Les bibliothèques publiques
Le système des bibliothèques publiques de Lituanie est assez classique : il comprend des bibliothèques régionales et des bibliothèques municipales avec des annexes dans les villes de grande et de moyenne importance et dans les villages ; à cela s’ajoutent quatre bibliobus, et ce service à domicile connaît un indéniable succès.
Les cinq bibliothèques régionales ont leur siège dans les principales villes lituaniennes (Vilnius, Kaunas, Klaipéda, Panevezys et Šiauliai).
Malgré la baisse spectaculaire du nombre des bibliothèques dans les premières années de l’indépendance (plus de 200 fermetures), le réseau national des bibliothèques a été consolidé, et, depuis 1993, la fréquentation ne cesse d’augmenter (cf. graphique).
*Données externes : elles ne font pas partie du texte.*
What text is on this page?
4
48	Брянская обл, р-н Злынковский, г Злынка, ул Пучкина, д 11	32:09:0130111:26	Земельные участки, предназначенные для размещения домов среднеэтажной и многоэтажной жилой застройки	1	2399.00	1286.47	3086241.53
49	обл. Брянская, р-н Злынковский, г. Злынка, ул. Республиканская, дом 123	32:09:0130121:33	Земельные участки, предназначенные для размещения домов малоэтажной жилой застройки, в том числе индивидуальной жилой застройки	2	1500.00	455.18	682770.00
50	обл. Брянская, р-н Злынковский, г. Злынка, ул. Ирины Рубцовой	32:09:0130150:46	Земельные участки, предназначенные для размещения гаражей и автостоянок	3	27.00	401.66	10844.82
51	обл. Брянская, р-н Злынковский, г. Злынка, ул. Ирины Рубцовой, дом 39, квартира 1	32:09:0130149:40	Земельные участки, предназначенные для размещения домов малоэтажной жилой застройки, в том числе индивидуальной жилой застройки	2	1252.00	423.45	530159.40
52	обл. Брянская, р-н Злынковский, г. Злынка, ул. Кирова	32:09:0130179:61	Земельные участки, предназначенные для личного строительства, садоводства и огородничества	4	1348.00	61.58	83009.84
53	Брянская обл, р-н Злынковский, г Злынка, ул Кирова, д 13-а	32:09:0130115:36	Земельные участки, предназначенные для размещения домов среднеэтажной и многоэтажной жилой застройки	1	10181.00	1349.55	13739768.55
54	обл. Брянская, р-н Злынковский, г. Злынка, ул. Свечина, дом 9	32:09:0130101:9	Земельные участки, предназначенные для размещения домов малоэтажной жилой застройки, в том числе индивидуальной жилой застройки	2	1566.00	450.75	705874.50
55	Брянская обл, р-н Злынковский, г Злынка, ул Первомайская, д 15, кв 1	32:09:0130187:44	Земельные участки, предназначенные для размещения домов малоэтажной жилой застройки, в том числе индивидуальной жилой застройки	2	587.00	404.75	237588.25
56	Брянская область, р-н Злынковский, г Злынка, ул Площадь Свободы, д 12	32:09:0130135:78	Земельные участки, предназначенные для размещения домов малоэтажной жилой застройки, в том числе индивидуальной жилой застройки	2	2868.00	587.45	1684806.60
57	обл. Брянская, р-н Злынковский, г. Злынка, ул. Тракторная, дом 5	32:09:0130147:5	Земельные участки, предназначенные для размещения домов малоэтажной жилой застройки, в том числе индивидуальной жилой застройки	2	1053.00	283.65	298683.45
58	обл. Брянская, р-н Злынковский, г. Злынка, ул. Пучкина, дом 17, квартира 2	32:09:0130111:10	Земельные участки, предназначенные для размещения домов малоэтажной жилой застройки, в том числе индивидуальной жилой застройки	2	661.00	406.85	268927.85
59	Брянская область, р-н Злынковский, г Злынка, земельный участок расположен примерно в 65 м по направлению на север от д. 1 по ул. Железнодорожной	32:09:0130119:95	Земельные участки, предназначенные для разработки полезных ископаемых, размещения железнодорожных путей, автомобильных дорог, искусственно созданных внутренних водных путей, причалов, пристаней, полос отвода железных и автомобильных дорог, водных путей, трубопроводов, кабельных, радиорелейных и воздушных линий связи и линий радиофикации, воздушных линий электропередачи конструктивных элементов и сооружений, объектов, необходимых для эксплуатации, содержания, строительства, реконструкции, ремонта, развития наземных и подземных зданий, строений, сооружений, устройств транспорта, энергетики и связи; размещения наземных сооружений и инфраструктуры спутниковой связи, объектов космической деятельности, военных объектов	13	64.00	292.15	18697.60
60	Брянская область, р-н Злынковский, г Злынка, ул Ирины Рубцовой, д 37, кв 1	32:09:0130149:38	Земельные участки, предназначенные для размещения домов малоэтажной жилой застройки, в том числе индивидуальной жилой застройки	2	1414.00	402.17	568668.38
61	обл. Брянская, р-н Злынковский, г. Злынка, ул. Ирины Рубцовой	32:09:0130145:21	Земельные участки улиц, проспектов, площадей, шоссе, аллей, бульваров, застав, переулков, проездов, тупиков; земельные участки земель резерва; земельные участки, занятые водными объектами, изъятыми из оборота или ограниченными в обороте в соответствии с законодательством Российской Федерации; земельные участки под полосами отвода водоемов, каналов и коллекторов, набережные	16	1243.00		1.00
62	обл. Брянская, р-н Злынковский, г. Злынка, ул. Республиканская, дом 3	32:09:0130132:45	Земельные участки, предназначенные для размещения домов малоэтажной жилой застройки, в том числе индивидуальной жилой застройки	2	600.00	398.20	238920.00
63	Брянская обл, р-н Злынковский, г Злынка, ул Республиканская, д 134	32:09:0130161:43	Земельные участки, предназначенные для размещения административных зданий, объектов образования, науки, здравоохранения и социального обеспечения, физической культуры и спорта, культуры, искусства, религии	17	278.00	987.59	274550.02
Les collections qui sont un paramètre tout aussi important de l’activité des bibliothèques sont elles aussi moins importantes que par le passé. Cela s’explique d’abord par l’« épuration » de toute la littérature soviétique, qui a considérablement réduit le volume des titres conservés. Et cela tient aussi à l’insuffisance notoire des acquisitions. Il y a des années où certaines annexes ont dû se contenter d’acheter entre trois et cinq titres. La tendance persiste, mais elle s’est un peu ralentie ces dernières années et le nombre total de livres achetés est aujourd’hui en augmentation. Pour compléter ces remarques, il faut ajouter que la composition même des collections a changé : la proportion des livres de fiction y est moins forte qu’autrefois, alors que les documentaires sont en augmentation.
La Bibliothèque nationale
La Bibliothèque nationale de Lituanie 9 porte le nom de Martynas Mazvydas, auteur du premier ouvrage imprimé en lituanien en 1547. Créée en 1919, cette institution qui est la première bibliothèque de recherche ouverte au grand public est également une bibliothèque parlementaire. Ses missions couvrent des domaines très divers :
– le développement des collections, la législation et la gestion du patrimoine culturel national ;
– l’archivage national des documents en lituanien, imprimés ou autres, reçus par l’intermédiaire du dépôt légal ;
– la bibliographie nationale et l’enregistrement des publications en lituanien.
C’est aussi :
– le Centre d’attribution et d’enregistrement des ISBN, ISSN… ;
– le Centre expert en conservation et en restauration des documents ;
– le Centre de gestion du Système intégré d’information des bibliothèques lituaniennes (Libis), ainsi que du Catalogue collectif des bibliothèques lituaniennes ;
– le Centre de coordination des activités recherche et développement des bibliothèques.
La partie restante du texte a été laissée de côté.